Erik fing die Hand ab, die auf seinen Füßen ruhte und leitete sie einige Etagen höher. „Willst du mich denn nicht lieber anmachen?“
„Wirklich? Verstehst du das unter Dirty Talk?“ Seiner Worte zum Trotz strich Marco gehorsam über Eriks Schritt, zog nach ein paar ungelenken Versuchen, die erwachende Erektion sinnvoll zu umfassen, seine Hand jedoch wieder zurück. „Weg mit der Hose.“ Er hatte den Satz spielerisch gesagt, doch da huschte ein Ausdruck über Eriks Züge, der viel zu ernst aussah. „Scusa, habe ich–“
„Willst du mich? Ich meine … Willst du in mich.“
Perplex starrte Marco Erik an, versuchte, einen Hinweis auf die richtige Antwort aus dessen Gesicht herauszulesen.

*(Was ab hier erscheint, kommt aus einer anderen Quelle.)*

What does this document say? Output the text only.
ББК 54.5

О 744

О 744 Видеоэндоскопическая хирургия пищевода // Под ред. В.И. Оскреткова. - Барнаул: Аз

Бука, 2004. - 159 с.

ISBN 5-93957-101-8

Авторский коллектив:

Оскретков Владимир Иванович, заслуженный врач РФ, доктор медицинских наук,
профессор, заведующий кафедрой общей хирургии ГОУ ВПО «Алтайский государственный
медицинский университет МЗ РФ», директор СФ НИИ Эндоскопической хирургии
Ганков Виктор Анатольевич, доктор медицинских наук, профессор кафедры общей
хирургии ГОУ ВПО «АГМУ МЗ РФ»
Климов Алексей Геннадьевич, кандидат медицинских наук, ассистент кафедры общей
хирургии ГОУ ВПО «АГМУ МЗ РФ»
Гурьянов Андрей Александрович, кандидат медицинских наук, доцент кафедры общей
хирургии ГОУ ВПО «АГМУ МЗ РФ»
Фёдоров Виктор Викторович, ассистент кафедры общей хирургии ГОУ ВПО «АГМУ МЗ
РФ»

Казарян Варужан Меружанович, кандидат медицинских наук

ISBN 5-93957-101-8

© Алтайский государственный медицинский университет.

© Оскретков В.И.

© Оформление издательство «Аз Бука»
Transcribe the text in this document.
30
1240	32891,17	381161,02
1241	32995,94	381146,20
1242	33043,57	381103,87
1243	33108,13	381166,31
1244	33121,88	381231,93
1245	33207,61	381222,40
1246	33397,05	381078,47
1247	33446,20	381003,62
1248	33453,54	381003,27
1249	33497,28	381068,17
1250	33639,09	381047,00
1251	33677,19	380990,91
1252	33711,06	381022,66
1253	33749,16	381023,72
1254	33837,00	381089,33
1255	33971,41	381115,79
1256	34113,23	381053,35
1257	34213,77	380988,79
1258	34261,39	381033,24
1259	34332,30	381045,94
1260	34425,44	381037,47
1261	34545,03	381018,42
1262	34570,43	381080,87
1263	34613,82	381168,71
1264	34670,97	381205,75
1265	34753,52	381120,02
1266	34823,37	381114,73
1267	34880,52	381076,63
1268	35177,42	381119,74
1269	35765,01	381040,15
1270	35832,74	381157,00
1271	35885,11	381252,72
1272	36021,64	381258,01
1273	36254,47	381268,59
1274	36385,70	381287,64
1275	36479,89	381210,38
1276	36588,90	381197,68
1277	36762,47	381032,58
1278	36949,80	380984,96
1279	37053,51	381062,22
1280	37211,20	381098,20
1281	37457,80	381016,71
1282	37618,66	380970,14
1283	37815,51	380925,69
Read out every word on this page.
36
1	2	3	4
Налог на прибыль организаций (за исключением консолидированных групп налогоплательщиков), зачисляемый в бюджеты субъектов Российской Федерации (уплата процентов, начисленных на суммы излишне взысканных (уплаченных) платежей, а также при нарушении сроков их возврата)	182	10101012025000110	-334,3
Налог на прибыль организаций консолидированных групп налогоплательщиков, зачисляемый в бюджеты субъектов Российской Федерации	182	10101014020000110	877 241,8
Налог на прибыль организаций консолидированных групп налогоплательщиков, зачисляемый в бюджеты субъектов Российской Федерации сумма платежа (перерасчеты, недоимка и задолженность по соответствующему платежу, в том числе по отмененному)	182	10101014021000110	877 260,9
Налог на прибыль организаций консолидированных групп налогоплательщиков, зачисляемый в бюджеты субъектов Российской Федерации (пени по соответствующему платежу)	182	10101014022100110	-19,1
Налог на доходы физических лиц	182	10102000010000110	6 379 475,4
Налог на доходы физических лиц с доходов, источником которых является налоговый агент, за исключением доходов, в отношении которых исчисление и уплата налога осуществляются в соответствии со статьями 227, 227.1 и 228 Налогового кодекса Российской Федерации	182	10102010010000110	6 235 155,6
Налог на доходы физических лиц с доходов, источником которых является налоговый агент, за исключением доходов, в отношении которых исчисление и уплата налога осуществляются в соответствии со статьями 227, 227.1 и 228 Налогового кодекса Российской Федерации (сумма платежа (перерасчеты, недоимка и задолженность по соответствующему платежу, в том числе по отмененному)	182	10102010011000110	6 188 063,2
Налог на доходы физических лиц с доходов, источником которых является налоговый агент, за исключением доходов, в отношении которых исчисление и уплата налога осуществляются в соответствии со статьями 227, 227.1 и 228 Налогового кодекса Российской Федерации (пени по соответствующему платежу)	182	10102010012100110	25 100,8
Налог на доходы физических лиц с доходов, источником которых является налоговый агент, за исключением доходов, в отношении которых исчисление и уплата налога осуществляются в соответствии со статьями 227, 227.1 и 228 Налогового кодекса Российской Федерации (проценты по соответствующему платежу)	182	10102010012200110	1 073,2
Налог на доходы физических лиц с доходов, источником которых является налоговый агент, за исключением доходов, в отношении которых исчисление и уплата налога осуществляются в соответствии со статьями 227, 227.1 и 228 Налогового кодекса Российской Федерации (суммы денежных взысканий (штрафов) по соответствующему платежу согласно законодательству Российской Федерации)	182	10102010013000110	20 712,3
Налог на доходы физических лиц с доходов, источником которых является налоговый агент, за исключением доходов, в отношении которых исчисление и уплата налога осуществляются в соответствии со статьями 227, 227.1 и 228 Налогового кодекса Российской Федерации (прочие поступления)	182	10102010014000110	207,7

Erik starrte zurück, ein Lächeln auf den Lippen und eine Furche zwischen den Brauen. „Also?“
Marco wollte. Er wollte Erik, wollte ihn mit Haut und Haar, doch ihr letzter Versuch saß ihm noch in den Knochen.
Analsex hatte immer zu den komplizierteren Themen zwischen ihnen gehört. In der Vergangenheit hatte Marco mit anderen Partnern ausprobiert passiv zu sein und jede Sekunde davon gehasst. Erik hingegen konnte es zwar in der Theorie durchaus genießen, schleppte jedoch auch eine Menge negativer Erinnerungen daran mit sich herum, die es ihm schwer machten, sich zu entspannen. Das galt gleich doppelt bei Stress. Wenig verwunderlich also, dass sie sich auf diese Weise das letzte Mal lange vor Beginn seiner Abschlussprüfungen nähergekommen waren.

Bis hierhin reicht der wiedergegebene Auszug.